Inference attacks
Inference attacks are the majority of attacks. The simplest inference attacks are derived from early code breaking, where codes were created by swapping around individual letters, or by substituting glyphs for the alphabetic characters. Once the relative frequency of the various letters in a character substitution language is found, messages using the code can be easily cracked.
In a similar fashion, a pseudonymised database may have the City field disguised. Cities have varying populations, and if the population in the database conforms to a known population, those cities can be identified, and this tentative identification can be firmed up by looking at the distribution of addresses within the city, or by other auxiliary information (also called background information) on individual cities. A seemingly somewhat harmless example. But not when combined with other information.
Methods
The easiest way of revealing individual data is to combine two or more databases. Once the individual is identified, an inference attack can then use the GPS location and movement data of a user, possibly with some auxiliary information, to deduce other personal data such as their home and place of work, interests and social network, and even home in on religion, health condition or business confidential data coming from the user’s employer.
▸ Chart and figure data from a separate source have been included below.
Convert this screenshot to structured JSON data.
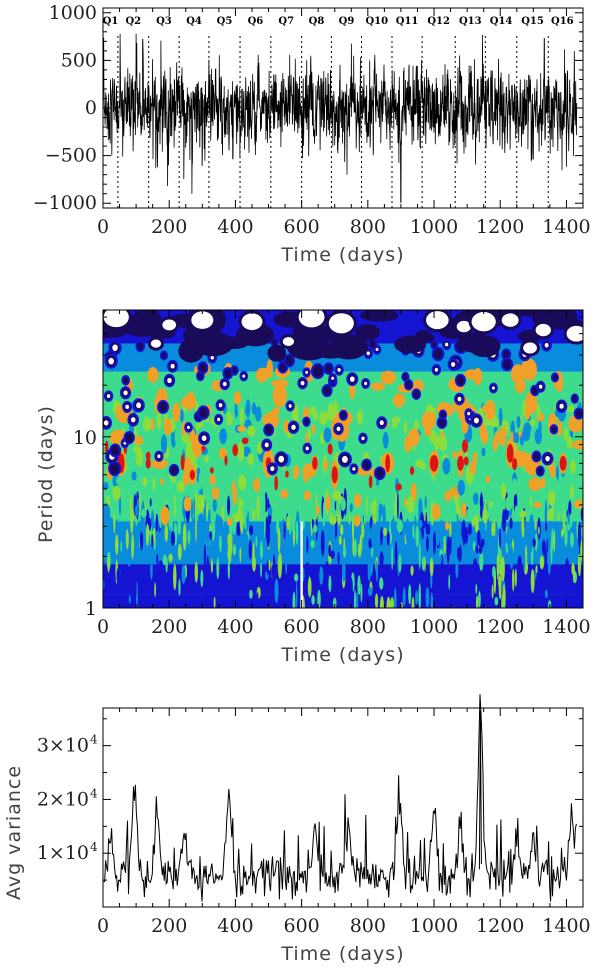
{
  "chart_data": [
    {
      "type": "line",
      "panel": "light-curve",
      "xlabel": "Time (days)",
      "ylabel": "",
      "xlim": [
        0,
        1450
      ],
      "ylim": [
        -1050,
        1050
      ],
      "xticks": [
        0,
        200,
        400,
        600,
        800,
        1000,
        1200,
        1400
      ],
      "yticks": [
        -1000,
        -500,
        0,
        500,
        1000
      ],
      "yticklabels": [
        "−1000",
        "−500",
        "0",
        "500",
        "1000"
      ],
      "quarters": [
        {
          "label": "Q1",
          "start": 0
        },
        {
          "label": "Q2",
          "start": 45
        },
        {
          "label": "Q3",
          "start": 138
        },
        {
          "label": "Q4",
          "start": 230
        },
        {
          "label": "Q5",
          "start": 320
        },
        {
          "label": "Q6",
          "start": 414
        },
        {
          "label": "Q7",
          "start": 507
        },
        {
          "label": "Q8",
          "start": 600
        },
        {
          "label": "Q9",
          "start": 690
        },
        {
          "label": "Q10",
          "start": 781
        },
        {
          "label": "Q11",
          "start": 873
        },
        {
          "label": "Q12",
          "start": 964
        },
        {
          "label": "Q13",
          "start": 1064
        },
        {
          "label": "Q14",
          "start": 1155
        },
        {
          "label": "Q15",
          "start": 1250
        },
        {
          "label": "Q16",
          "start": 1345
        }
      ],
      "quarter_boundaries": [
        45,
        138,
        230,
        320,
        414,
        507,
        600,
        690,
        781,
        873,
        964,
        1064,
        1155,
        1250,
        1345
      ],
      "series_description": "dense stochastic flux variations, mostly within ±500, occasional spikes to ~±750, one dip to ~-1000 near day 900"
    },
    {
      "type": "heatmap",
      "panel": "wavelet-power",
      "xlabel": "Time (days)",
      "ylabel": "Period (days)",
      "xlim": [
        0,
        1450
      ],
      "yscale": "log",
      "ylim": [
        1,
        55
      ],
      "xticks": [
        0,
        200,
        400,
        600,
        800,
        1000,
        1200,
        1400
      ],
      "yticks": [
        1,
        10
      ],
      "colormap": [
        "#ffffff",
        "#1a0a5a",
        "#1414d2",
        "#0a8cdc",
        "#3cdc8c",
        "#8cdc3c",
        "#f0a028",
        "#dc1414"
      ],
      "peak_periods_days": [
        6,
        7,
        8
      ],
      "peak_times_days": [
        55,
        270,
        500,
        640,
        700,
        860,
        1000,
        1080,
        1230,
        1390
      ],
      "gap_at_day": 600
    },
    {
      "type": "line",
      "panel": "average-variance",
      "xlabel": "Time (days)",
      "ylabel": "Avg variance",
      "xlim": [
        0,
        1450
      ],
      "ylim": [
        0,
        37000
      ],
      "xticks": [
        0,
        200,
        400,
        600,
        800,
        1000,
        1200,
        1400
      ],
      "yticks": [
        10000,
        20000,
        30000
      ],
      "yticklabels": [
        "1×10",
        "2×10",
        "3×10"
      ],
      "ytickexponent": "4",
      "peaks": [
        {
          "x": 25,
          "y": 12000
        },
        {
          "x": 95,
          "y": 20500
        },
        {
          "x": 165,
          "y": 17000
        },
        {
          "x": 245,
          "y": 13000
        },
        {
          "x": 380,
          "y": 20000
        },
        {
          "x": 640,
          "y": 14000
        },
        {
          "x": 740,
          "y": 15000
        },
        {
          "x": 895,
          "y": 20500
        },
        {
          "x": 1000,
          "y": 17500
        },
        {
          "x": 1080,
          "y": 15000
        },
        {
          "x": 1140,
          "y": 36500
        },
        {
          "x": 1250,
          "y": 13000
        },
        {
          "x": 1300,
          "y": 12000
        },
        {
          "x": 1415,
          "y": 16500
        }
      ],
      "baseline": 5000,
      "minimum": 1000
    }
  ]
}
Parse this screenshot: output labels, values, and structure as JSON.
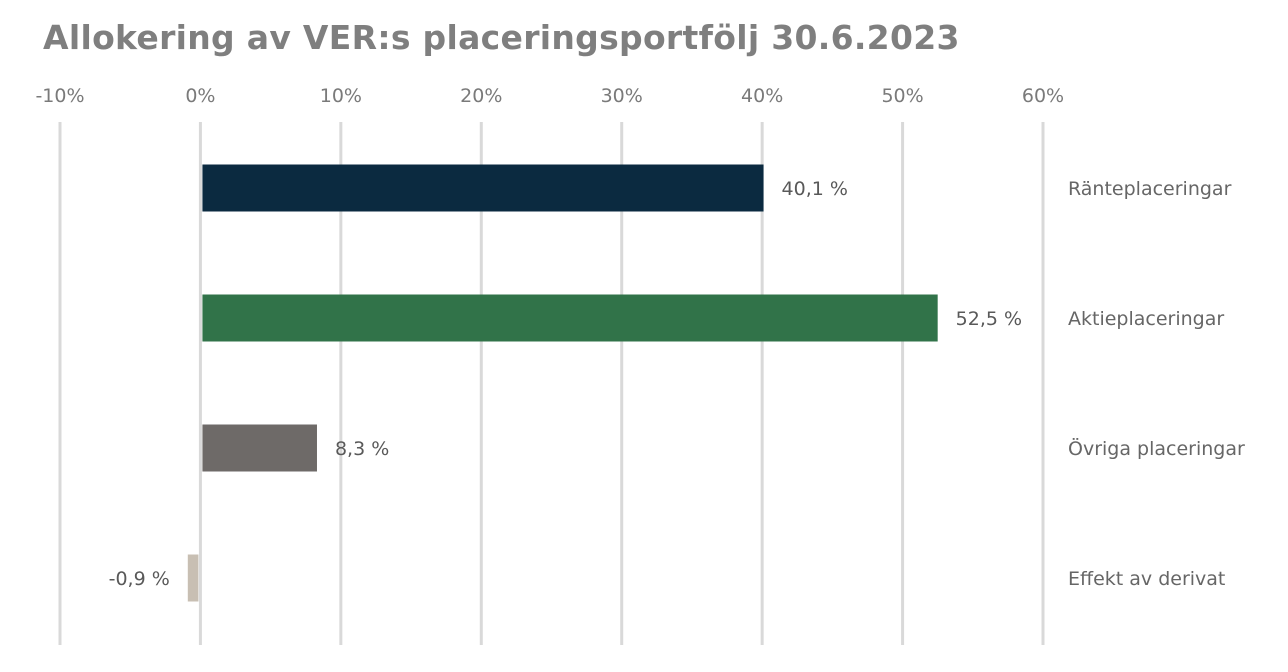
{
  "chart_data": {
    "type": "bar",
    "orientation": "horizontal",
    "title": "Allokering av VER:s placeringsportfölj 30.6.2023",
    "xlabel": "",
    "ylabel": "",
    "xlim": [
      -10,
      60
    ],
    "x_ticks": [
      -10,
      0,
      10,
      20,
      30,
      40,
      50,
      60
    ],
    "x_tick_labels": [
      "-10%",
      "0%",
      "10%",
      "20%",
      "30%",
      "40%",
      "50%",
      "60%"
    ],
    "x_axis_position": "top",
    "category_label_position": "right",
    "grid": true,
    "categories": [
      "Ränteplaceringar",
      "Aktieplaceringar",
      "Övriga placeringar",
      "Effekt av derivat"
    ],
    "values": [
      40.1,
      52.5,
      8.3,
      -0.9
    ],
    "data_labels": [
      "40,1 %",
      "52,5 %",
      "8,3 %",
      "-0,9 %"
    ],
    "colors": [
      "#0b2a40",
      "#317349",
      "#6e6a68",
      "#c8bfb3"
    ]
  },
  "style": {
    "title_color": "#7f7f7f",
    "grid_color": "#d9d9d9"
  }
}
Data about people and their activities is passed around for research purposes. Advances in medicine can be made by finding patterns in existing patient and biomedical data. When such data is pseudonymised and made public or shared, it can unintentionally reveal sensitive data about an individual, such as their medical condition, or how much they were charged for treatment.
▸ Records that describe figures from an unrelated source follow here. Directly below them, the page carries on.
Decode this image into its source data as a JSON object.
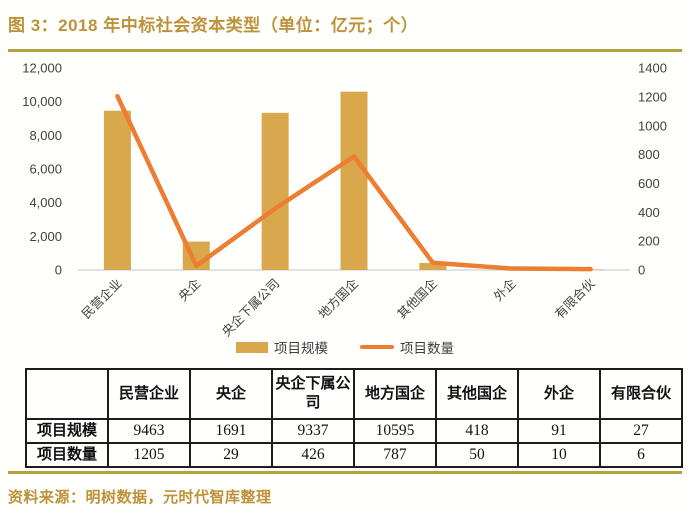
{
  "title": "图 3：2018 年中标社会资本类型（单位：亿元；个）",
  "source": "资料来源：明树数据，元时代智库整理",
  "colors": {
    "accent_gold": "#BE9238",
    "rule_gold": "#B2A23F",
    "bar": "#D9A84C",
    "line": "#ED7D31",
    "axis_text": "#404040",
    "axis_line": "#D9D9D9",
    "table_border": "#1c1c1c"
  },
  "chart_data": {
    "type": "bar",
    "subtype": "combo bar+line, dual axis",
    "categories": [
      "民营企业",
      "央企",
      "央企下属公司",
      "地方国企",
      "其他国企",
      "外企",
      "有限合伙"
    ],
    "series": [
      {
        "name": "项目规模",
        "type": "bar",
        "axis": "left",
        "values": [
          9463,
          1691,
          9337,
          10595,
          418,
          91,
          27
        ]
      },
      {
        "name": "项目数量",
        "type": "line",
        "axis": "right",
        "values": [
          1205,
          29,
          426,
          787,
          50,
          10,
          6
        ]
      }
    ],
    "left_axis": {
      "min": 0,
      "max": 12000,
      "tick_labels": [
        "0",
        "2,000",
        "4,000",
        "6,000",
        "8,000",
        "10,000",
        "12,000"
      ]
    },
    "right_axis": {
      "min": 0,
      "max": 1400,
      "tick_labels": [
        "0",
        "200",
        "400",
        "600",
        "800",
        "1000",
        "1200",
        "1400"
      ]
    },
    "grid": false,
    "legend_position": "bottom",
    "legend": [
      "项目规模",
      "项目数量"
    ]
  },
  "table": {
    "headers": [
      "",
      "民营企业",
      "央企",
      "央企下属公司",
      "地方国企",
      "其他国企",
      "外企",
      "有限合伙"
    ],
    "rows": [
      {
        "label": "项目规模",
        "values": [
          "9463",
          "1691",
          "9337",
          "10595",
          "418",
          "91",
          "27"
        ]
      },
      {
        "label": "项目数量",
        "values": [
          "1205",
          "29",
          "426",
          "787",
          "50",
          "10",
          "6"
        ]
      }
    ]
  }
}
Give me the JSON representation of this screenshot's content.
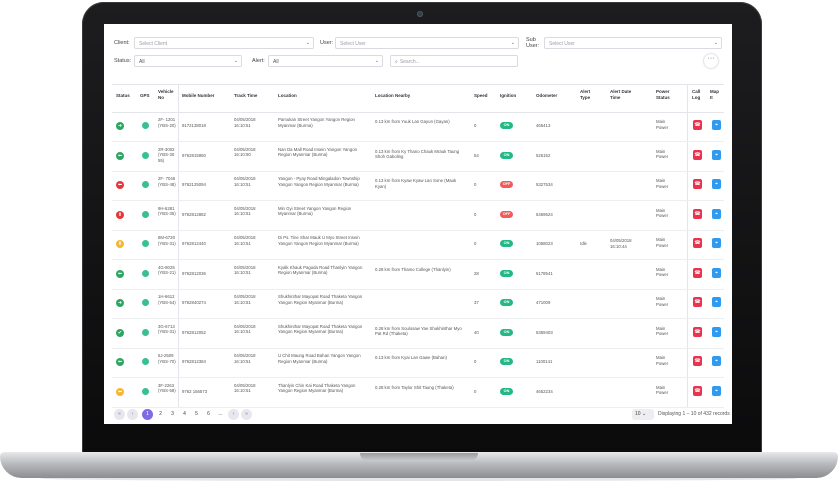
{
  "filters": {
    "client_label": "Client:",
    "client_placeholder": "Select Client",
    "user_label": "User:",
    "user_placeholder": "Select User",
    "subuser_label": "Sub User:",
    "subuser_placeholder": "Select User",
    "status_label": "Status:",
    "status_value": "All",
    "alert_label": "Alert:",
    "alert_value": "All",
    "search_placeholder": "Search..."
  },
  "more_glyph": "···",
  "columns": [
    "Status",
    "GPS",
    "Vehicle No",
    "Mobile Number",
    "Track Time",
    "Location",
    "Location Nearby",
    "Speed",
    "Ignition",
    "Odometer",
    "Alert Type",
    "Alert Date Time",
    "Power Status",
    "Call Log",
    "Map It"
  ],
  "rows": [
    {
      "status": "green-right",
      "vehicle": "2F- 1201 (YBS-20)",
      "mobile": "9172138018",
      "time": "04/05/2018 16:10:51",
      "location": "Pamukan Street Yangon Yangon Region Myanmar (Burma)",
      "nearby": "0.13 km from Yuuk Lan Gayun (Gayan)",
      "speed": "0",
      "ignition": "ON",
      "odometer": "465413",
      "alert_type": "",
      "alert_time": "",
      "power": "Main Power"
    },
    {
      "status": "green-left",
      "vehicle": "2R-3002 (YBS-30 55)",
      "mobile": "9762815950",
      "time": "04/05/2018 16:10:50",
      "location": "Nan Da Mall Road Insein Yangon Yangon Region Myanmar (Burma)",
      "nearby": "0.13 km from Ky Thano Chauk Mrauk Taung Shoh Gaboling",
      "speed": "54",
      "ignition": "ON",
      "odometer": "526152",
      "alert_type": "",
      "alert_time": "",
      "power": "Main Power"
    },
    {
      "status": "red-left",
      "vehicle": "2F- 7046 (YBS-48)",
      "mobile": "9762125094",
      "time": "04/05/2018 16:10:51",
      "location": "Yangon - Pyay Road Mingaladon Township Yangon Yangon Region Myanmar (Burma)",
      "nearby": "0.13 km from Kyaw Kyaw Lan Sone (Mauk Kyan)",
      "speed": "0",
      "ignition": "OFF",
      "odometer": "5327534",
      "alert_type": "",
      "alert_time": "",
      "power": "Main Power"
    },
    {
      "status": "red-up",
      "vehicle": "9H-6281 (YBS-35)",
      "mobile": "9762812882",
      "time": "04/05/2018 16:10:51",
      "location": "Min Gyi Street Yangon Yangon Region Myanmar (Burma)",
      "nearby": "",
      "speed": "0",
      "ignition": "OFF",
      "odometer": "5469524",
      "alert_type": "",
      "alert_time": "",
      "power": "Main Power"
    },
    {
      "status": "yellow-up",
      "vehicle": "8M-6730 (YBS-31)",
      "mobile": "9762812440",
      "time": "04/05/2018 16:10:51",
      "location": "Di Ps. Tine Shar Mauk U Myo Street Insein Yangon Yangon Region Myanmar (Burma)",
      "nearby": "",
      "speed": "0",
      "ignition": "ON",
      "odometer": "1058023",
      "alert_type": "Idle",
      "alert_time": "04/05/2018 16:10:44",
      "power": "Main Power"
    },
    {
      "status": "green-left",
      "vehicle": "4G-8025 (YBS-21)",
      "mobile": "9762812036",
      "time": "04/05/2018 16:10:51",
      "location": "Kyalk Khauk Pagoda Road Thanlyin Yangon Region Myanmar (Burma)",
      "nearby": "0.28 km from Thamo College (Thanlyin)",
      "speed": "28",
      "ignition": "ON",
      "odometer": "5178541",
      "alert_type": "",
      "alert_time": "",
      "power": "Main Power"
    },
    {
      "status": "green-right",
      "vehicle": "1H-6612 (YBS-54)",
      "mobile": "9762840274",
      "time": "04/05/2018 16:10:51",
      "location": "Shukhinthar Mayopat Road Thaketa Yangon Yangon Region Myanmar (Burma)",
      "nearby": "",
      "speed": "37",
      "ignition": "ON",
      "odometer": "471009",
      "alert_type": "",
      "alert_time": "",
      "power": "Main Power"
    },
    {
      "status": "green-check",
      "vehicle": "3G-6713 (YBS-31)",
      "mobile": "9762812052",
      "time": "04/05/2018 16:10:51",
      "location": "Shukhinthar Mayopat Road Thaketa Yangon Yangon Region Myanmar (Burma)",
      "nearby": "0.28 km from Soulosaw Yae Shukhinthar Myo Pat Rd (Thaketa)",
      "speed": "40",
      "ignition": "ON",
      "odometer": "5359403",
      "alert_type": "",
      "alert_time": "",
      "power": "Main Power"
    },
    {
      "status": "green-left",
      "vehicle": "5J-2509 (YBS-70)",
      "mobile": "9762812384",
      "time": "04/05/2018 16:10:51",
      "location": "U Chit Maung Road Bahan Yangon Yangon Region Myanmar (Burma)",
      "nearby": "0.13 km from Kyai Lan Gawe (Bahan)",
      "speed": "0",
      "ignition": "ON",
      "odometer": "1100141",
      "alert_type": "",
      "alert_time": "",
      "power": "Main Power"
    },
    {
      "status": "yellow-left",
      "vehicle": "3F-2263 (YBS-58)",
      "mobile": "9762 156573",
      "time": "04/05/2018 16:10:51",
      "location": "Thanlyin Chin Kai Road Thaketa Yangon Yangon Region Myanmar (Burma)",
      "nearby": "0.28 km from Taylor Shit Taung (Thaketa)",
      "speed": "0",
      "ignition": "ON",
      "odometer": "4652234",
      "alert_type": "",
      "alert_time": "",
      "power": "Main Power"
    }
  ],
  "status_colors": {
    "green": "#2ea562",
    "red": "#e5373b",
    "yellow": "#f5b731"
  },
  "status_glyphs": {
    "right": "➜",
    "left": "⬅",
    "up": "⬆",
    "check": "✔"
  },
  "pagination": {
    "pages": [
      "1",
      "2",
      "3",
      "4",
      "5",
      "6"
    ],
    "ellipsis": "...",
    "first": "«",
    "prev": "‹",
    "next": "›",
    "last": "»",
    "per_page": "10",
    "display_text": "Displaying 1 – 10 of 432 records"
  },
  "call_icon": "☎",
  "map_icon": "⌖"
}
Every inference attack is slightly different because it depends on the data and relies on drilling down to a unique combination of characteristics. Available information such as friendships or group relationships in social media datasets can be used to infer sensitive properties that reveal hidden values or behaviours. Some techniques use algorithms to infer values or behaviours from customers’ transactions using auxiliary information with temporal changes of recommender systems. Bayesian inference can be used to gain knowledge about communication patterns and profile information of users.
Mitigation
Naive suppression such as pseudonymising datasets does not prevent privacy breaches. The more useful a record is for scientific or marketing research, the more vulnerable it is to inference attack.